Whatever the scale of the nuclear disaster, Japan, among the world’s five largest economies (depending on how you measure), will now be mired in relief and rebuilding which will take years, even decades to succeed, if indeed it can succeed. For a decade the country has endured a stagnant economy and declining standard of living. From where will the capital come to invest in the future?
Perhaps, like Haiti, northern Japan will be left alone to endure its wounds. Like the Pakistani victims of last summer’s monsoon floods, northern Japanese will be left to their own devices.
Or not. The resiliency of the Japanese and their government is well-known. As a people, they are known to stick together. And, as a nation, they are still among the world’s richest. Perhaps, in this devastating catastrophe they will find the means to dig themselves out.
If so, they will be the exception to the rule, the rule being, once on the downslide, reversing the slide is next to impossible.
Americans, despite our faith in our exceptionalism, would do well to grasp this reality. Well, perhaps, in Wisconsin last month we did. Finally, we stood up and said enough is enough. We did something. We fought for ourselves because the corporations and financial elites aren’t doing it for us. Indeed, they are scouring the land, scraping off whatever they can in their own desperate effort to fortify against the onslaught of the world’s crisis. In Wisconsin, however, when they came for the public worker unions, they finally bumped up against a structure with some resources to fight back.
So, here the world and we American progressives now stand. The mounting global crisis presses in from all sides and in all kinds of ways. The corporate, financial and energy elite are hoarding wealth, speculating on the ebb and flow of the crisis and avoiding any responsibility for the general situation. Indeed, they are consolidating their hold on the U.S. government, refusing it the initiative and financial capacity to be proactive while they mount an escalating assault on the savings and earnings of American workers.

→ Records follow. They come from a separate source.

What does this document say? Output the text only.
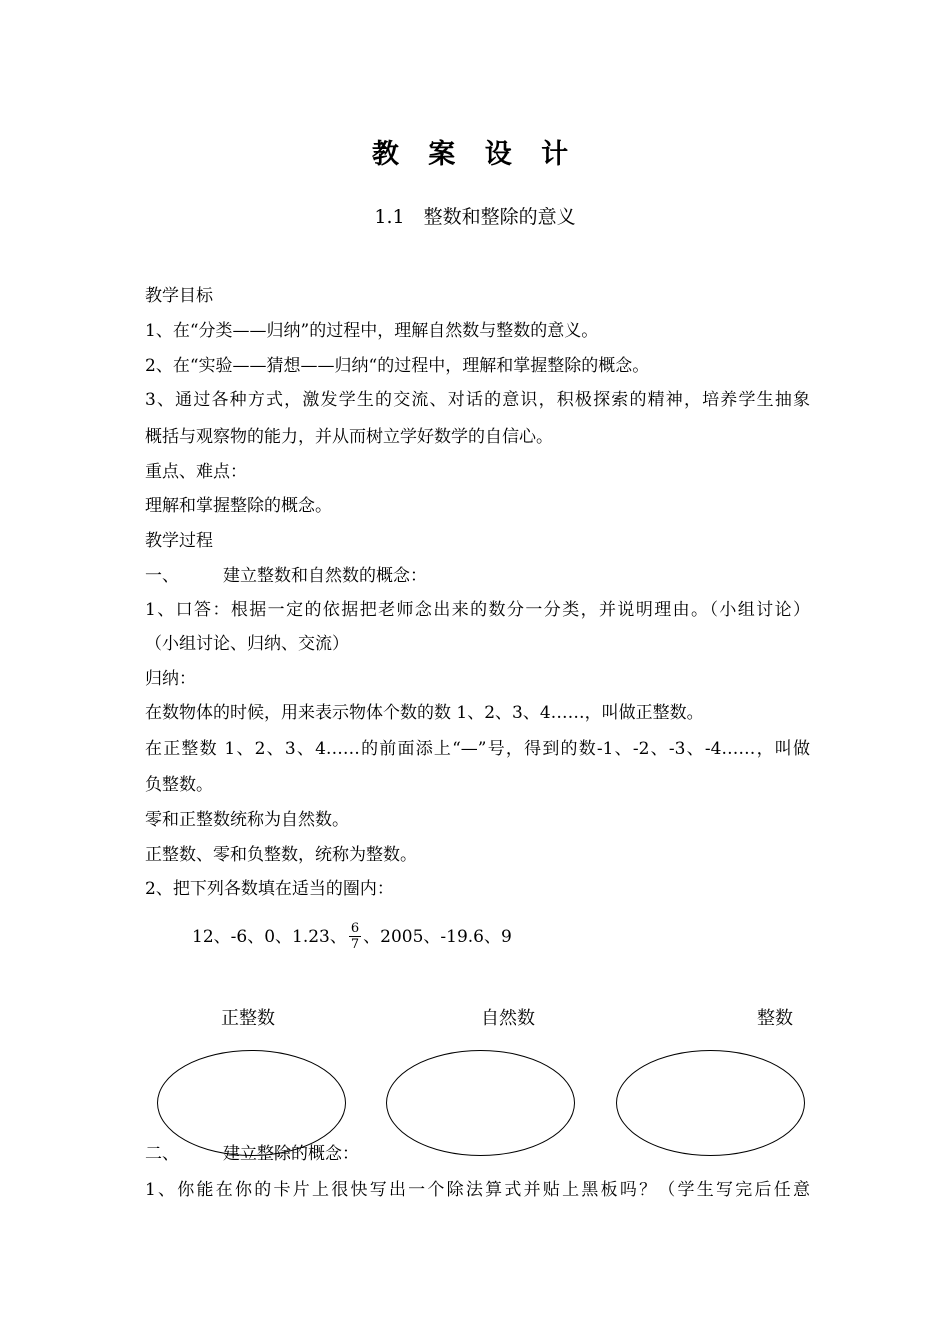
教 案 设 计
1.1　整数和整除的意义
教学目标
1、在“分类——归纳”的过程中，理解自然数与整数的意义。
2、在“实验——猜想——归纳“的过程中，理解和掌握整除的概念。
3、通过各种方式，激发学生的交流、对话的意识，积极探索的精神，培养学生抽象
概括与观察物的能力，并从而树立学好数学的自信心。
重点、难点：
理解和掌握整除的概念。
教学过程
一、	建立整数和自然数的概念：
1、口答：根据一定的依据把老师念出来的数分一分类，并说明理由。（小组讨论）
（小组讨论、归纳、交流）
归纳：
在数物体的时候，用来表示物体个数的数 1、2、3、4……，叫做正整数。
在正整数 1、2、3、4……的前面添上“—”号，得到的数-1、-2、-3、-4……，叫做
负整数。
零和正整数统称为自然数。
正整数、零和负整数，统称为整数。
2、把下列各数填在适当的圈内：
12、-6、0、1.23、 $\frac{6}{7}$ 、2005、-19.6、9
正整数	自然数	整数
二、	建立整除的概念：
1、你能在你的卡片上很快写出一个除法算式并贴上黑板吗？（学生写完后任意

Desperate, we drew a line in Wisconsin, though we still lost that battle. But can we win the war? Can we force accountability on the big banks and energy corporations? Can we force them to fund systemic, worldwide problem-solving along the local-global nexus? Can we empower civil society and the global grassroots in time to save our world and prevent the next dark age?
With few exceptions, today’s problems are global ones, manifest, of course, in local circumstances. Their solutions require a sustained worldwide response. We need a funding stream (a funding torrent!) for systemic problem-solving organized by civil society and implemented at the global grassroots. The wealth of global commerce must be taxed, not to off-set the deficits of western treasuries, but to invest in real crisis management along the local-global nexus. It is the global banking system’s duty to collect these funds through a fee on every electronic commercial transaction. Those are the funds that can save our world.
But before the banks will do that, the world’s people must first mobilize a global consciousness movement to press this demand. Here in the U.S., we must inject this demand into American politics. We Americans drew the line in Wisconsin, but defense is not enough. Like a tsunami, corporate interests are rolling over us. We need to sharpen our demand and astutely direct the counter attack.